Elle sentit ses os se liquéfier comme s’ils partaient en bouillie et l’odeur et la laine grossière du tapis emplirent sa tête, puis ces sensations s’amenuisèrent et disparurent – lorsqu’elle revint à elle, elle était couchée sur le dos et regardait dans des yeux écarquillés d’horreur ; le visage blême de l’enfant était mouillé de larmes et des gouttes de sang coulaient de son front.
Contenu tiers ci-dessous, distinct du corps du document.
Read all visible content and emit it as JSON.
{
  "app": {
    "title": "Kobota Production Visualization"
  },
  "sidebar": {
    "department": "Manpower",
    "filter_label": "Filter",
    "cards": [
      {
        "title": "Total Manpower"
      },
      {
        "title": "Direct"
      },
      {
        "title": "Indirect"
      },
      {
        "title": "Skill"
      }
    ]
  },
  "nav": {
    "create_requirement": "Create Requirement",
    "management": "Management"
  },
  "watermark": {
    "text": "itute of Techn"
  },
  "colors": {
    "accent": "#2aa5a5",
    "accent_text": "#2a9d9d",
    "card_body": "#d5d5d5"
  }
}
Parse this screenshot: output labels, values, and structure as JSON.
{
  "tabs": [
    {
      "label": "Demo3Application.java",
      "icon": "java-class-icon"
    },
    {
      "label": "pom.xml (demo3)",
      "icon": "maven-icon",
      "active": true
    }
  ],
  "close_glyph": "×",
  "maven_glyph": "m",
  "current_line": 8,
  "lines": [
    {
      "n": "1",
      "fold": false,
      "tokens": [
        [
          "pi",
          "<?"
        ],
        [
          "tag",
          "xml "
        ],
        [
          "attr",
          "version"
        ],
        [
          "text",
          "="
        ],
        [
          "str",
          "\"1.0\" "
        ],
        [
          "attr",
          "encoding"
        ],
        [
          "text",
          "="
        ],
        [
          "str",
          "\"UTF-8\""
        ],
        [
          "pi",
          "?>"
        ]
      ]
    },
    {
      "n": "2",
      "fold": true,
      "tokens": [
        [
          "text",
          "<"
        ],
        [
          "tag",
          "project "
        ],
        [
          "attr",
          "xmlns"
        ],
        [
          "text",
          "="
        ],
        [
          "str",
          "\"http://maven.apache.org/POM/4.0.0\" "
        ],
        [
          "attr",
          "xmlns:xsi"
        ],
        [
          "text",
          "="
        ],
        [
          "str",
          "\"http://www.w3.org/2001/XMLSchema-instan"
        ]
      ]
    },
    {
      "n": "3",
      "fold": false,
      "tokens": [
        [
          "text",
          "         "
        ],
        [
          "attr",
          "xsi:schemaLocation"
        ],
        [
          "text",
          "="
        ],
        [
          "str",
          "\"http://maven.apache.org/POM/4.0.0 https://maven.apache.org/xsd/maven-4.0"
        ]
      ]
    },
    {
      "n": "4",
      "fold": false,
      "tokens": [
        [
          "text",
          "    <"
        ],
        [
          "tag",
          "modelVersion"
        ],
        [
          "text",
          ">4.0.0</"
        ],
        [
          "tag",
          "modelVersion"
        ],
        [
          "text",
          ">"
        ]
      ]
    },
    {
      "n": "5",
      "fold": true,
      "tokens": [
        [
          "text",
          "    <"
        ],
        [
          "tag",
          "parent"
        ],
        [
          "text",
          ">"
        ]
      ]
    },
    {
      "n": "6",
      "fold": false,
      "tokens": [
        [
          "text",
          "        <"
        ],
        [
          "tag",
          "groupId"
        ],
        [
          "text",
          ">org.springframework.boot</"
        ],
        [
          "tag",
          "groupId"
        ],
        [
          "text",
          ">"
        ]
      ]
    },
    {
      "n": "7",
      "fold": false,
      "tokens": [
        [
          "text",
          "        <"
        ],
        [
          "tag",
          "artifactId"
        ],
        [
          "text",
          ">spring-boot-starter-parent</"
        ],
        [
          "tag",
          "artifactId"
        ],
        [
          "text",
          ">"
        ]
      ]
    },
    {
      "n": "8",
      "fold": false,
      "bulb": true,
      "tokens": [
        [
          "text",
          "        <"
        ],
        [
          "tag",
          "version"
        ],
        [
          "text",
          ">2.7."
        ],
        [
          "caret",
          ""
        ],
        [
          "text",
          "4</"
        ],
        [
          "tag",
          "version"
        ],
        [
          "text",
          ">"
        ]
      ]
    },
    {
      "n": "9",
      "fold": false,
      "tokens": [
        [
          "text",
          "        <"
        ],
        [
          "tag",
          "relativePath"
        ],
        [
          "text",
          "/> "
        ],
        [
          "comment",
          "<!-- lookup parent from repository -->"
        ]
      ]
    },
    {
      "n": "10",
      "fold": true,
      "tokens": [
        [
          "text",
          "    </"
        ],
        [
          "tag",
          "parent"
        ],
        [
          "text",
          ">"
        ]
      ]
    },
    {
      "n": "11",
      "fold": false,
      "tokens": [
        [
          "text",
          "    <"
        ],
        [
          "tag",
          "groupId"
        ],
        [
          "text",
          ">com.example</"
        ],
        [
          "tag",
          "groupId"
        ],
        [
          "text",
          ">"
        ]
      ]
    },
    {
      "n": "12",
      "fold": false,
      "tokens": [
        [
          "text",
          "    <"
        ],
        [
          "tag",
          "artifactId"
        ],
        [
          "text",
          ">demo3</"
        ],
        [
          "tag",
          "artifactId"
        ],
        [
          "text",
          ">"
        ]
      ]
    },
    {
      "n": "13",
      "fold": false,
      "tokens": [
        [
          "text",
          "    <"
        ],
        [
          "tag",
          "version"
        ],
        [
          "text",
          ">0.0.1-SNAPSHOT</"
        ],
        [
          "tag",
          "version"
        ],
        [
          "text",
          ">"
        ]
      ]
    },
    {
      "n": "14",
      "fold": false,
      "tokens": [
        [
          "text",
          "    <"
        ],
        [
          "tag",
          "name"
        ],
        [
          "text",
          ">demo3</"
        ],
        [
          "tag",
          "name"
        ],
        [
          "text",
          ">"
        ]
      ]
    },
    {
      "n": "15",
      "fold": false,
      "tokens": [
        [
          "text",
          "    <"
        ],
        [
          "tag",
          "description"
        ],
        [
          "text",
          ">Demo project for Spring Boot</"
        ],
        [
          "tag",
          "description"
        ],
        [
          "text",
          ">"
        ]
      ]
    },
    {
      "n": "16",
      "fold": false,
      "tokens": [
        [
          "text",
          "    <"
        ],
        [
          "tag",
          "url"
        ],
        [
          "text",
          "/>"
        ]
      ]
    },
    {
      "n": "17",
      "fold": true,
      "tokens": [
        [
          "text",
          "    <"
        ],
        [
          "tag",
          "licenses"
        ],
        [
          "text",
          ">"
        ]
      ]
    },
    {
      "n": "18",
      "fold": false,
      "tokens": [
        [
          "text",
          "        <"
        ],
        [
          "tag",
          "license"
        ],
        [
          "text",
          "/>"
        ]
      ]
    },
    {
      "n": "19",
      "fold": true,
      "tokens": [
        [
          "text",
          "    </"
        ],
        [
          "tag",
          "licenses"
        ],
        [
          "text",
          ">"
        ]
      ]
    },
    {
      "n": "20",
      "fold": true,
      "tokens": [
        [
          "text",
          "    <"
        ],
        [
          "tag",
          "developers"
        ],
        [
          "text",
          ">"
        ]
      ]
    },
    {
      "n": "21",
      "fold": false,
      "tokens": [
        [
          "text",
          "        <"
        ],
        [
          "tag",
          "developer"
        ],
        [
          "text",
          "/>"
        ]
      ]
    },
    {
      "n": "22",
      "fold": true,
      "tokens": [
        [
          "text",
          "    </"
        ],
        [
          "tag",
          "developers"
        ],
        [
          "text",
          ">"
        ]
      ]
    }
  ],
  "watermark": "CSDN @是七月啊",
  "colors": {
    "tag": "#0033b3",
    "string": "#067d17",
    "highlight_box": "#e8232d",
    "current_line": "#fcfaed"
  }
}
Les matières et les couleurs, les différents états des corps, leurs rapports d’opposition ou de mélange, voilà ce qui compose le monde et si le chaos des relations humaines revêt parfois un sens, c’est qu’on s’avise enfin de ce qu’il est lui aussi soumis à des lois physiques intangibles, lesquelles ne prescrivent pas une morale mais forment un système, que certains nomment de cruauté.

Ni ni
Si par réalisme on désigne une convention littéraire à la faveur de laquelle une instance collective (on, nous) tiendra pour existant un univers décrit par un cortège de mots, sans doute faut-il conclure que le monde d’Adelheid Duvanel est tout sauf réaliste. C’est que sa réalité ne prévaut que pour un ou une seule, son univers est d’exception, on y entre en fraude si tant est qu’on y entre, et ce qu’on y voit restera imprégné en chacun, en dépit des efforts qu’on pourra faire pour en transmettre l’image ou l’impression. Je le vois comme un monde aérien, liquide, composé de visions qui se fondent les unes dans les autres avant de déboucher sur la vérité ultime des choses et des mots : la disparition. Dans ce monde, les sons ne sont pas plus présents ou concrets que les dents d’un peigne dispersées par le vent, comprendre ou compatir incluant l’étonnement. C’est comme un stade premier de la connaissance, proche de son contraire, nuage d’inconnaissance. Ailleurs, sur un autre versant, dans une autre pièce, au plus profond d’un lit, une adolescente se maquille dans le but de se faire voler son visage dans son sommeil par un homme inconnu. « Elle ne s’offrira jamais, mais elle se fera voler. » Version délinquante du don, version contrariée de l’amour. Rarement je crois un ouvrage n’aura autant fait sien la devise des éditions Corti : « Rien de commun ». Ode à la différence rendant problématique le moindre échange et hypothétique le moindre partage, appelant à force de silence et d’étouffement à des noces d’une autre nature que celles qui se proclament généralement sous le soleil ou sous la pluie. De fait, après s’être adressée à un « garçon hors du commun », « la fille exceptionnelle » constate qu’il n’a pour elle qu’indifférence. Le monde vacille, il n’est pas ce qu’on croyait qu’il était. Brouillard, vertige, évanouissement : « Il me sembla que mon cou se gonflait de larmes et je vis le monde sur fond d’une eau profonde, tremblant, flou et imprécis ; j’aurais voulu ne plus du tout en faire partie. »

Pour conclure
Si l’œuvre d’Adelheid Duvanel est célébrée en Suisse, nous ne sommes en France qu’au début de sa reconnaissance. On peut à ce titre saluer le travail entamé par les éditions Vies parallèles et que poursuivent les éditions Corti, avec en plus de la parution des Histoires de vent en 2024 ici évoquée, celle de La Maison disparue, ouvrage recueillant une quarantaine de textes brefs et sorti en 2023. Comme bien des êtres avec qui le destin n’a pas été tendre, Adelheid Duvanel (1936-1996) laisse une œuvre des plus singulières qui éclaire et baigne de sa lumière incomparable un siècle qu’elle n’aura pas vu mais qu’elle nous aidera peut-être à comprendre, à force d’étonnement.